For some time the political news programs televised have routinely been using the battling spokespersons gimmick to give the illusion of being thorough or even-handed. So they present talking heads who are paid and partisan attack dogs. Predictably, those presentations often degenerate into shouting contests about ideology.
It appears the TV bosses remain convinced that the public can’t get enough of the bickering blowhards they’ve been dishing out. Yet, rarely are such presentations edifying.
Isn’t some part of why political discourse at every level in America has gotten to be so rude that too many citizens don’t understand the issues of their time below the surface?
It seems to me the pols, the flacks and the pundits have all been pitching their propaganda at what they see as a shallow-thinking audience. They would have you believe it’s all about slogans and personalities.
Now we see hotheads tossing words like “socialism” around in ways that plainly reveal they don’t even know the meaning of the word.
After all, public education is socialism. Taxes pay the salaries of our policemen and firefighters. The public pays for the medical care of veterans and social security for seniors. We don't drive on private highways, public funds build our roads. Socialism is all around us. Whether we need more of it is a question worth asking, but to pretend it's a matter of socialism, or not, is a red herring. And, the ruse only works on chumps who wear their ignorance like it's a medal of honor.
The irony here is that with the Internet, today’s voters now have access to more raw information than ever. However, it seems the still-young Internet has been better suited to amplifying frivolous distractions than it has been to promoting reason and understanding.
Maybe that will change.
Meanwhile, doesn't it seem those in charge of information dissemination at the highest levels generally like it better when their consumers can't think for themselves?
1 comment:
FT - It's true we currently live with many socialistic services, such as the post office, police, public schools ,etc; however, unlike a purely socialistic state, these services work in tandem or in competition with similar private enterprises. For example the PO also competes with FedEx & UPS; in addition to public schools we have private school options.

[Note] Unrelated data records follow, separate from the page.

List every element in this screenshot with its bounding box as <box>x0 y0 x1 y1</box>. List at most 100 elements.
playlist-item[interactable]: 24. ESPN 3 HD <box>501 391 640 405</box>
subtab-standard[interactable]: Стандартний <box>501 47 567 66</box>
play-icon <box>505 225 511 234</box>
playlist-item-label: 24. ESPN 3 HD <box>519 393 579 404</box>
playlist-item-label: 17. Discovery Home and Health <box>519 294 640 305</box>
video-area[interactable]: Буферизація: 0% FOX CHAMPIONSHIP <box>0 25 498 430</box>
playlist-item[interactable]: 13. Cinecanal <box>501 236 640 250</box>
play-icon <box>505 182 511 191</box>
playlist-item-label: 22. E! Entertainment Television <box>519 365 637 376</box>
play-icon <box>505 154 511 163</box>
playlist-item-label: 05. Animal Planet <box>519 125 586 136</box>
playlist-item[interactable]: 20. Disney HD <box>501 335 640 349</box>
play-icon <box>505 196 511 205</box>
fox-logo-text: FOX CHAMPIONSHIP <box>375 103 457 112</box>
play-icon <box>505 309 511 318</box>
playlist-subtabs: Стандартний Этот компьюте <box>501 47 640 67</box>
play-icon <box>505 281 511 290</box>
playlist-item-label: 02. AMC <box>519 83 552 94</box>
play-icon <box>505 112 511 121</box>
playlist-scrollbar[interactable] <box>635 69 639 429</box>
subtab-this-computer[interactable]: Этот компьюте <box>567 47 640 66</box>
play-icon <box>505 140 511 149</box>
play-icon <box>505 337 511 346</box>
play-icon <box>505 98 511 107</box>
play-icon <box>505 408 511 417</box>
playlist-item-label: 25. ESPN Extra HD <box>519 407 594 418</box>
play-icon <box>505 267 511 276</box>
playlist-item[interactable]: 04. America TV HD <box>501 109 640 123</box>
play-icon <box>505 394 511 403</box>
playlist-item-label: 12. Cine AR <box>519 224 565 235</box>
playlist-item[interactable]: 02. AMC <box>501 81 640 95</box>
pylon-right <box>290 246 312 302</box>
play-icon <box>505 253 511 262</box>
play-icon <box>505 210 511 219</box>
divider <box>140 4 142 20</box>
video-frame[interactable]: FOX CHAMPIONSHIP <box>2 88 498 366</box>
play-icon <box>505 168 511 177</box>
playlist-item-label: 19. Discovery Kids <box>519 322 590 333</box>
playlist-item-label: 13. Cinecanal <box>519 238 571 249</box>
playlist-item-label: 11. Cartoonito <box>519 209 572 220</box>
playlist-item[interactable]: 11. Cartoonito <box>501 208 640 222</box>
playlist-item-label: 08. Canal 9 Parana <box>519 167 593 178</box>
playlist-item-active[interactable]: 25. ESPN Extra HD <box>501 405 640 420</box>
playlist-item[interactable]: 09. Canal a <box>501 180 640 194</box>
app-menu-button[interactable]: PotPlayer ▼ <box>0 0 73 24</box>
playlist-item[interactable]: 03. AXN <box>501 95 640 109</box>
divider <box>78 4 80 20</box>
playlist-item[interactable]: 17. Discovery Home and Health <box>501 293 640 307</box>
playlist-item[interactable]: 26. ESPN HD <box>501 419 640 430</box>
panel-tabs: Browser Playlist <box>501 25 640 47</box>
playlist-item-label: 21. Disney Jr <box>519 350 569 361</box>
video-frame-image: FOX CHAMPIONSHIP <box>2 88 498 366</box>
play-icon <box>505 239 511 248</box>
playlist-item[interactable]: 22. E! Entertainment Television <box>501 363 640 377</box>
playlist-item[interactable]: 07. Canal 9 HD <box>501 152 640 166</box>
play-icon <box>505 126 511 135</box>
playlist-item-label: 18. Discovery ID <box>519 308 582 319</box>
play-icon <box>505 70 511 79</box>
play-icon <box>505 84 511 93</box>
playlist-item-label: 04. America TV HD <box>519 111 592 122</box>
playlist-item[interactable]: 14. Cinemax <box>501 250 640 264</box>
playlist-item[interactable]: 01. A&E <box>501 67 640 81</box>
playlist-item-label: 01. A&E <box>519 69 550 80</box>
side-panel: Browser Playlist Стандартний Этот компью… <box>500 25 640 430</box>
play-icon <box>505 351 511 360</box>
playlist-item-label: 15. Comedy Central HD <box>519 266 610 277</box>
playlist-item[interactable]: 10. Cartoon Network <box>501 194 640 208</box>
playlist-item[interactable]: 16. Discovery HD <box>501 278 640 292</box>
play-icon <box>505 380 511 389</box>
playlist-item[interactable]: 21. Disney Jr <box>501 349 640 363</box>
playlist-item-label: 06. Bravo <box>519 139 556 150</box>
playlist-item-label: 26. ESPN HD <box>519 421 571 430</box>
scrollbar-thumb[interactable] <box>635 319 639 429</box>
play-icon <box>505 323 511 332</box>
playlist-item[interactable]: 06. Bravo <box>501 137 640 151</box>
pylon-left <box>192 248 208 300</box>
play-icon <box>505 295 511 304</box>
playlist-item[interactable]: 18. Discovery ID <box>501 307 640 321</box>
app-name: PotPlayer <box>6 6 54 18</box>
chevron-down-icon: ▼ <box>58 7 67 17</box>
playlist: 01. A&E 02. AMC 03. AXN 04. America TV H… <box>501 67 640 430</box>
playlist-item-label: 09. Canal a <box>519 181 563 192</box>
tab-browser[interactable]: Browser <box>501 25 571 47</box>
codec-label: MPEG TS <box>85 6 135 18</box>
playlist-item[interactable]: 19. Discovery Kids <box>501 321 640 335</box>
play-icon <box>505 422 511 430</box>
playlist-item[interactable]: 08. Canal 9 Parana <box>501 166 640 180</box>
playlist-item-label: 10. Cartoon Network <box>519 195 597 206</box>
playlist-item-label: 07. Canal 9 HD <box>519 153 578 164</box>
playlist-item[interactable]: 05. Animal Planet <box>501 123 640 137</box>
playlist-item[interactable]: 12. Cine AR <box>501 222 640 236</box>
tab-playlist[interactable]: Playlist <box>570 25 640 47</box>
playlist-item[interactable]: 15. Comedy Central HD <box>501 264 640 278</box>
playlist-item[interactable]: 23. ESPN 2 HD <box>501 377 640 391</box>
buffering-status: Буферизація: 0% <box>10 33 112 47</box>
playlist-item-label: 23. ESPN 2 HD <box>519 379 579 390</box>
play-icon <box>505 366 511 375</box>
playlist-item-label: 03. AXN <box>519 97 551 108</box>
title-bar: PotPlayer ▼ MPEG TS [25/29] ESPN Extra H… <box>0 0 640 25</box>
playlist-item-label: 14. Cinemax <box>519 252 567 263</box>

They are not sole providers, which would tag them as purely socialistic if they served alone, with no private competition. The problem with adding government-provided health insurance as a public or "socialist" option is that as written, this public service would not fairly compete with the private services. The public health service is tagged as a compulsory fallback in the event someone wishes to change or is dropped from current private coverage, but private health care coverage is not a fallback from the government service - it is a 1-way street with an unfair advantage only, which over time slowly chips away and eliminates the private services. Medicare is a good example of a pure socialistic service as it has no competition in the private sector - but it is incurring horrific debt. We could expect similar debt from a socialistic health insurance option also, since rates would have to be set regardless of health.
It seems to me, though, that in this case it is the government that is assuming the public cannot think or make health insurance decisions for themselves. more so than the media.